Red Cross spokesman Patrick Bawa, meanwhile, said the organization suspended
its aid operations on Saturday and locked up all its food and other
provisions, which were stored inside the Ikeja army base.

Its efforts to reunite families with hundreds still missing were also
temporarily stopped, Bawa said.

The moves came after the army ordered the Red Cross to hand over all
supplies, Bawa said, adding the agency was bound by its convention to
refuse.

An announcer on the private Super Screen television station said station
officials had been blocked by soldiers from delivering aid donated by
viewers.

Military officials had no immediate comment.

Bawa said the army's latest demands did not appear to be linked to a fire
that destroyed a Red Cross warehouse on Friday.

The warehouse, located inside an army base in Yaba and about five miles from
the one at Ikeja, contained blankets and other nonfood relief supplies worth
$330,000. It wasn't clear what caused the blaze. No casualties were
reported, Nigerian Red Cross President Emmanuel Ijewere said.

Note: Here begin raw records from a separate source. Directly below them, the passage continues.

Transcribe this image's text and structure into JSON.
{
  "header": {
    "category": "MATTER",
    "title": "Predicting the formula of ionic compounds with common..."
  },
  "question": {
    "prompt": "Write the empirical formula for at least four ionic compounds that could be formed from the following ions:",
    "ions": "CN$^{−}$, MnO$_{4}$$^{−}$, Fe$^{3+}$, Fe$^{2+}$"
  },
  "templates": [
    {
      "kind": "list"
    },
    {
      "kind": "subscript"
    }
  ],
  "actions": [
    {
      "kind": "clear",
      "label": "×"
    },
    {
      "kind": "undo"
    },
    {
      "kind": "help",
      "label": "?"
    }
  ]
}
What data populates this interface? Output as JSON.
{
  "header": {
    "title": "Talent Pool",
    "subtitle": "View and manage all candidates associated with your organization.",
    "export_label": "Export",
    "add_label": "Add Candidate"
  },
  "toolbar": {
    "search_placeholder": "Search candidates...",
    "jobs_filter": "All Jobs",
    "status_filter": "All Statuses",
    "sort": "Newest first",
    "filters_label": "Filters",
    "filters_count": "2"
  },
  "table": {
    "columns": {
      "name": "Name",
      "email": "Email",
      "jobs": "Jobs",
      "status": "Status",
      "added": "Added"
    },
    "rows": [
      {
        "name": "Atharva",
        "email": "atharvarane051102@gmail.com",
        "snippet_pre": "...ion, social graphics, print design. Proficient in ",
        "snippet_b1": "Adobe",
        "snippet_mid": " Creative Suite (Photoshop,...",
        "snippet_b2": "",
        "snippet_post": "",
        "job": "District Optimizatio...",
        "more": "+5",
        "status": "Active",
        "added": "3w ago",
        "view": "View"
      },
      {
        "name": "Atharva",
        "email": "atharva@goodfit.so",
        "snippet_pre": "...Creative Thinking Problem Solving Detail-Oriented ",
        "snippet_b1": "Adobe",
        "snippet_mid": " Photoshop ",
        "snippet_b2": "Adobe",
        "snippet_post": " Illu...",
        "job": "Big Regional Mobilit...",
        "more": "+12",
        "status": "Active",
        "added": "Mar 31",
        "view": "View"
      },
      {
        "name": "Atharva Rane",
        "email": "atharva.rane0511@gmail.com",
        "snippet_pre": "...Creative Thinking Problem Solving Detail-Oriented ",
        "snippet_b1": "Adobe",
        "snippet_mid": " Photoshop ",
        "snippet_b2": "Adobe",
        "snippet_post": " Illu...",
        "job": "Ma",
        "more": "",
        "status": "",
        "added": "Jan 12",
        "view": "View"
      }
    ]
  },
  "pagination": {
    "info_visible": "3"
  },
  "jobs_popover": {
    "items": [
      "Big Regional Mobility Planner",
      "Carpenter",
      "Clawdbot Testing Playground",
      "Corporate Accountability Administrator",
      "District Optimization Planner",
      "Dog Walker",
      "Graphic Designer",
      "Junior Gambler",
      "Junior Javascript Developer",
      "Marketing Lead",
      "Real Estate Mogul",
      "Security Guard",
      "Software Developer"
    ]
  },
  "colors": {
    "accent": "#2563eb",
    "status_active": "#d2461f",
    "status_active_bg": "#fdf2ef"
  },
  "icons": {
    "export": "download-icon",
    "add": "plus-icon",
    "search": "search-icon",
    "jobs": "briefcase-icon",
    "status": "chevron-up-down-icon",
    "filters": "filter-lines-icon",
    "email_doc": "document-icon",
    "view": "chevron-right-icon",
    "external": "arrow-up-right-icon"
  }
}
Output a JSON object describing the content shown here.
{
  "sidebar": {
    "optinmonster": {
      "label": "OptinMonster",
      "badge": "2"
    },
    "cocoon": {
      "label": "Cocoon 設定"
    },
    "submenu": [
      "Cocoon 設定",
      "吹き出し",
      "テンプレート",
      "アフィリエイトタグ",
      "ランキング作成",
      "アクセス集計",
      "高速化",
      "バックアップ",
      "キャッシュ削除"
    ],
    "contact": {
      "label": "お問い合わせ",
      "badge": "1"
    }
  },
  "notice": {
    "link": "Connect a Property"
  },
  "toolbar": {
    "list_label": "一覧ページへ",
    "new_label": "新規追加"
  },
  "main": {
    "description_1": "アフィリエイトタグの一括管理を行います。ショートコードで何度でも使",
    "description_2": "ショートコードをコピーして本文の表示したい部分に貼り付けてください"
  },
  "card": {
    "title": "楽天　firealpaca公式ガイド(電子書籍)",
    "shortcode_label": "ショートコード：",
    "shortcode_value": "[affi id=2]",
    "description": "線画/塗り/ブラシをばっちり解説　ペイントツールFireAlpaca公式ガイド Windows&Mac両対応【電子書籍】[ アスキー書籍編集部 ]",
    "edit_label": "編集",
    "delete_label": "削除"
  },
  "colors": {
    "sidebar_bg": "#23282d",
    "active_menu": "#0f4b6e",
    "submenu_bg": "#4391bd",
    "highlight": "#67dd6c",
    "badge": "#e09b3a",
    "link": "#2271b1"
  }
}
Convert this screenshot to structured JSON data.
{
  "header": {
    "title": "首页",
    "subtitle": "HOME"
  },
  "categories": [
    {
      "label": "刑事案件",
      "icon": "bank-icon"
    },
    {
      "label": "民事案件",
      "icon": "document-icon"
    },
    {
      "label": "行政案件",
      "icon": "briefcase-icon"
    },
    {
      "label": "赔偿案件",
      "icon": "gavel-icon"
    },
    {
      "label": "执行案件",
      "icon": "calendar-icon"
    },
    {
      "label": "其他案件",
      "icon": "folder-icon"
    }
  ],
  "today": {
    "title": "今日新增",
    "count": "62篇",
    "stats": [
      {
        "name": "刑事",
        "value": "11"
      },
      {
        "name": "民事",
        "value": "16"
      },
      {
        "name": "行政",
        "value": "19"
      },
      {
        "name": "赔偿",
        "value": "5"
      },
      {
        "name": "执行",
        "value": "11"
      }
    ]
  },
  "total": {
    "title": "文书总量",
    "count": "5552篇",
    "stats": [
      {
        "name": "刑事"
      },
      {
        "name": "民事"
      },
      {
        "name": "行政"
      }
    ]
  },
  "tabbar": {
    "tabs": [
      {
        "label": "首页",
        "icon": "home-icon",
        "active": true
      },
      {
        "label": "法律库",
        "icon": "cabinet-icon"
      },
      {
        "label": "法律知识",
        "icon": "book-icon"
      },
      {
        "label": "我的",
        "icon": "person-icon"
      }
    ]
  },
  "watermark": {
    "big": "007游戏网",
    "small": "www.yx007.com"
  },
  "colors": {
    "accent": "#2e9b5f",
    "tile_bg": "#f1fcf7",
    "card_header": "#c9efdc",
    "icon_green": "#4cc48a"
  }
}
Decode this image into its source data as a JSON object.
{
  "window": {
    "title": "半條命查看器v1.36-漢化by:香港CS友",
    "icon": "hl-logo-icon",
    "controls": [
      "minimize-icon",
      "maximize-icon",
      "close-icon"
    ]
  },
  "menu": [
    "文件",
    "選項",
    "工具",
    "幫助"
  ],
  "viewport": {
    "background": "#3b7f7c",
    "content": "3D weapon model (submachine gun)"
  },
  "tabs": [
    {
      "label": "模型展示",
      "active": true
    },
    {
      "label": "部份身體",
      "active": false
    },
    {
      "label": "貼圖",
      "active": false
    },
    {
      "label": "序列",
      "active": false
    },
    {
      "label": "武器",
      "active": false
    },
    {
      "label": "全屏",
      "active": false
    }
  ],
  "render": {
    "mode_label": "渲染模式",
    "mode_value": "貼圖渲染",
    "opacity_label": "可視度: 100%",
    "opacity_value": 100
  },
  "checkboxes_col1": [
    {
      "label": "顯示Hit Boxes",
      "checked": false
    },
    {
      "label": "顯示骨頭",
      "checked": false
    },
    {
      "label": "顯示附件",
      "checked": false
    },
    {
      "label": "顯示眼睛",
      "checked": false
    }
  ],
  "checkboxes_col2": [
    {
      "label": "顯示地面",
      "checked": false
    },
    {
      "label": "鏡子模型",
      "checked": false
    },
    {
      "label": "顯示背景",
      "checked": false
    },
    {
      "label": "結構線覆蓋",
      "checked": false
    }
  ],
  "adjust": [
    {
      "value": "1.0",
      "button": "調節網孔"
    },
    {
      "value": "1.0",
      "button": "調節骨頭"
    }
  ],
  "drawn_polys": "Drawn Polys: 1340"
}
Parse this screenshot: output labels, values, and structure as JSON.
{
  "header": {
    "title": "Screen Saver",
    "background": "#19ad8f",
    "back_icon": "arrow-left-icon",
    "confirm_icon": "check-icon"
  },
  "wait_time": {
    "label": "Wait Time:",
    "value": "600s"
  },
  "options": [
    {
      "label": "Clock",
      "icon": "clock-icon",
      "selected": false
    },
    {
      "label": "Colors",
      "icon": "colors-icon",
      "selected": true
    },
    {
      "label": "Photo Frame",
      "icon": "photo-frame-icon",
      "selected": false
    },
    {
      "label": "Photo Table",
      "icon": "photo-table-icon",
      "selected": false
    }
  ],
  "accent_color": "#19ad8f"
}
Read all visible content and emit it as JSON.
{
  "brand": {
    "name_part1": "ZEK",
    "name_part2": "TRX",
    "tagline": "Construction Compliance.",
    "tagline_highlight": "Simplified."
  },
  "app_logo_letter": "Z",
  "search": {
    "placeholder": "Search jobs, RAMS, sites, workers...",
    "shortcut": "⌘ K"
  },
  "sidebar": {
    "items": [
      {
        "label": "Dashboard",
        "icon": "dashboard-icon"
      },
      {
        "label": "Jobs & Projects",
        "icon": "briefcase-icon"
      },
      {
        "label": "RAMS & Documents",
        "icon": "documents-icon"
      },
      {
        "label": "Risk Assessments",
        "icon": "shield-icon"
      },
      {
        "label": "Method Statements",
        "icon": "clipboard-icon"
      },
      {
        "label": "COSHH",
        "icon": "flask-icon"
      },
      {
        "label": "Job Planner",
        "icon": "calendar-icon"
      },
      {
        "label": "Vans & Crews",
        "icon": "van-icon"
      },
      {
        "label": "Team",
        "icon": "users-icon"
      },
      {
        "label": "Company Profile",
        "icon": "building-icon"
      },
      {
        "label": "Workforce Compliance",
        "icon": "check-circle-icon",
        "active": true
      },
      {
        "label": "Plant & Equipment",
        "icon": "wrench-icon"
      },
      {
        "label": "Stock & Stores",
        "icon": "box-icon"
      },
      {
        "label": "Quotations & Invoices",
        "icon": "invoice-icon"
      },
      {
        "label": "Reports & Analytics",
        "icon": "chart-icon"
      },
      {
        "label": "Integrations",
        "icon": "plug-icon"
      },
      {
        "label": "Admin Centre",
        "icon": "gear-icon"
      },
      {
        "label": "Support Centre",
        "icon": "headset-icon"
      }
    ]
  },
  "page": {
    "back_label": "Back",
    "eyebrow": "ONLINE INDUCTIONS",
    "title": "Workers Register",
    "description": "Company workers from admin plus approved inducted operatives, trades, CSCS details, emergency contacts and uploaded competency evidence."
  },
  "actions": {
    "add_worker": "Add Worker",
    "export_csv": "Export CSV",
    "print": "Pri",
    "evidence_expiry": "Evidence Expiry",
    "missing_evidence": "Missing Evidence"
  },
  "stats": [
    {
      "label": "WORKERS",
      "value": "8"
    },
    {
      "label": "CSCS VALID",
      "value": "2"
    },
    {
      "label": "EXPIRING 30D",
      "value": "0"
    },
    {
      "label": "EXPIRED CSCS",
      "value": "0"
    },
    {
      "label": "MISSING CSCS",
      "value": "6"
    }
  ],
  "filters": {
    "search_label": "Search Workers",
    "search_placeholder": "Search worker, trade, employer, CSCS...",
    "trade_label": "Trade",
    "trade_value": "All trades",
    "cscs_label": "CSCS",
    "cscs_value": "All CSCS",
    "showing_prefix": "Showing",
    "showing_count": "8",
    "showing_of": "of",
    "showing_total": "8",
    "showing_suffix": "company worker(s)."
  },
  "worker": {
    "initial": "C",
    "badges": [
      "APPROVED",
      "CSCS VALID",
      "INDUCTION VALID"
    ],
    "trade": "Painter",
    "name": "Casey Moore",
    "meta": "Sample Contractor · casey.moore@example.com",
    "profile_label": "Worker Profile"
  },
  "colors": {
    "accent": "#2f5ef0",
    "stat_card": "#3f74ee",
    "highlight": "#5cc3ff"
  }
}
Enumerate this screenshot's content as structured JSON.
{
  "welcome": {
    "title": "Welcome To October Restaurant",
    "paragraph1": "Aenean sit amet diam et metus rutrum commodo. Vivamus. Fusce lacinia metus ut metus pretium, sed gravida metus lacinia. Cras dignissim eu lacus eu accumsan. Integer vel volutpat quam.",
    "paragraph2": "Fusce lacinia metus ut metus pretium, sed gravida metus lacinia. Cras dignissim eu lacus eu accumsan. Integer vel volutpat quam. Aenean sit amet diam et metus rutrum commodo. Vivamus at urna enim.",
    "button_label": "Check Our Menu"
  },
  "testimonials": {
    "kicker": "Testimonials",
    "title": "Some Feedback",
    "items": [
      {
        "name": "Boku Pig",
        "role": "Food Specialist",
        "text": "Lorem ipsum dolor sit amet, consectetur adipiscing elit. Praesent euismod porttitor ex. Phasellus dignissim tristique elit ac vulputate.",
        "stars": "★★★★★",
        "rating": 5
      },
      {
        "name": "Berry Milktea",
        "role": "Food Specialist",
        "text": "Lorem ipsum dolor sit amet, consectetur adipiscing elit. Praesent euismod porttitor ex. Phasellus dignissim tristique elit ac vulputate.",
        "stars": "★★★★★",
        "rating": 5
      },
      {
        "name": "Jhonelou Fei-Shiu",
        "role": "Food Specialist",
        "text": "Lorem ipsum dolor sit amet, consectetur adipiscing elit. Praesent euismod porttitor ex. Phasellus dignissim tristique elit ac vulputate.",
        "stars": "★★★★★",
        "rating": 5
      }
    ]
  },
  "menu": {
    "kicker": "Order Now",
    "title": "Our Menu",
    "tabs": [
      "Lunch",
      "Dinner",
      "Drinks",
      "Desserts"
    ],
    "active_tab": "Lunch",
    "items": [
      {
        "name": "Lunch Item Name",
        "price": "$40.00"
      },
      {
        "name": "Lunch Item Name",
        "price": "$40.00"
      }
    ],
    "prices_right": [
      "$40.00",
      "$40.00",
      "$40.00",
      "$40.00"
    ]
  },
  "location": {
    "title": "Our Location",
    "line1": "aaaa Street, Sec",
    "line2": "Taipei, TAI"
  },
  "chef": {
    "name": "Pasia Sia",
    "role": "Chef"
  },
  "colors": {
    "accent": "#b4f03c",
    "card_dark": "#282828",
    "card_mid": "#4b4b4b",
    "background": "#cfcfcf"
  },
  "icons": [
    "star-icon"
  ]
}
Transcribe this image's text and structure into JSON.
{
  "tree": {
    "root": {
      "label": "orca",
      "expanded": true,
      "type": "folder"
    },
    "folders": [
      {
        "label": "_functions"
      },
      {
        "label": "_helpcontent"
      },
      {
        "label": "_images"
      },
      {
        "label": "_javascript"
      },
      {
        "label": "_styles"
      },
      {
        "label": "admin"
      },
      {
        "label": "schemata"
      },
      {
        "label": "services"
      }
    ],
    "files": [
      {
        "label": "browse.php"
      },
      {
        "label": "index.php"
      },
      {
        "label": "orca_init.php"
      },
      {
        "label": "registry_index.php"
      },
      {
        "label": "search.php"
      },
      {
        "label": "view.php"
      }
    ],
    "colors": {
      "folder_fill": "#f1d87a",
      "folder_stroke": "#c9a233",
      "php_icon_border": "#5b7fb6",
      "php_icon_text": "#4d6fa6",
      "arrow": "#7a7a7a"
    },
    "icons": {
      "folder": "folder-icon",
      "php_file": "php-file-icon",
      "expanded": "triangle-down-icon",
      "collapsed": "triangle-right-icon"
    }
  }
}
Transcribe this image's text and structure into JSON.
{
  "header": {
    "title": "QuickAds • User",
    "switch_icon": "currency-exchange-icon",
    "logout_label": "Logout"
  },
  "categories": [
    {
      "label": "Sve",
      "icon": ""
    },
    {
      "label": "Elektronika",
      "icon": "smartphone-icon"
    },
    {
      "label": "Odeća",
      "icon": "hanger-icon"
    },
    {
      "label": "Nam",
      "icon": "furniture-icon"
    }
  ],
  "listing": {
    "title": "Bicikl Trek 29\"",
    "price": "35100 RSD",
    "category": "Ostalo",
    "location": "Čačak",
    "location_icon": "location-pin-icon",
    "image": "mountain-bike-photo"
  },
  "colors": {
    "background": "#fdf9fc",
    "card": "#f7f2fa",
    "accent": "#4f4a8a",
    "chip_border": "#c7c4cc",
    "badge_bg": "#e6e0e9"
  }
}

The Red Cross has reunited 1,800 children with their parents and has been
feeding 11,500 displaced people.

The scale of the tragedy has shocked even the trouble-hardened people of
this oil-rich nation, which has been plagued for years with ethnic,
political and religious conflict.

Outbreaks of violence have killed thousands since President Olusegun
Obasanjo won 1999 elections ending 15 years of oppressive military rule.

The country's fragile stability took yet another blow when police officers
went on strike Friday for the first time. Nigerian authorities were not
linking the strike to the explosions.

By Saturday, the protest appeared to have collapsed after the government
ordered the army into the streets and officers who took part in the strike
were threatened with dismissal and prosecution.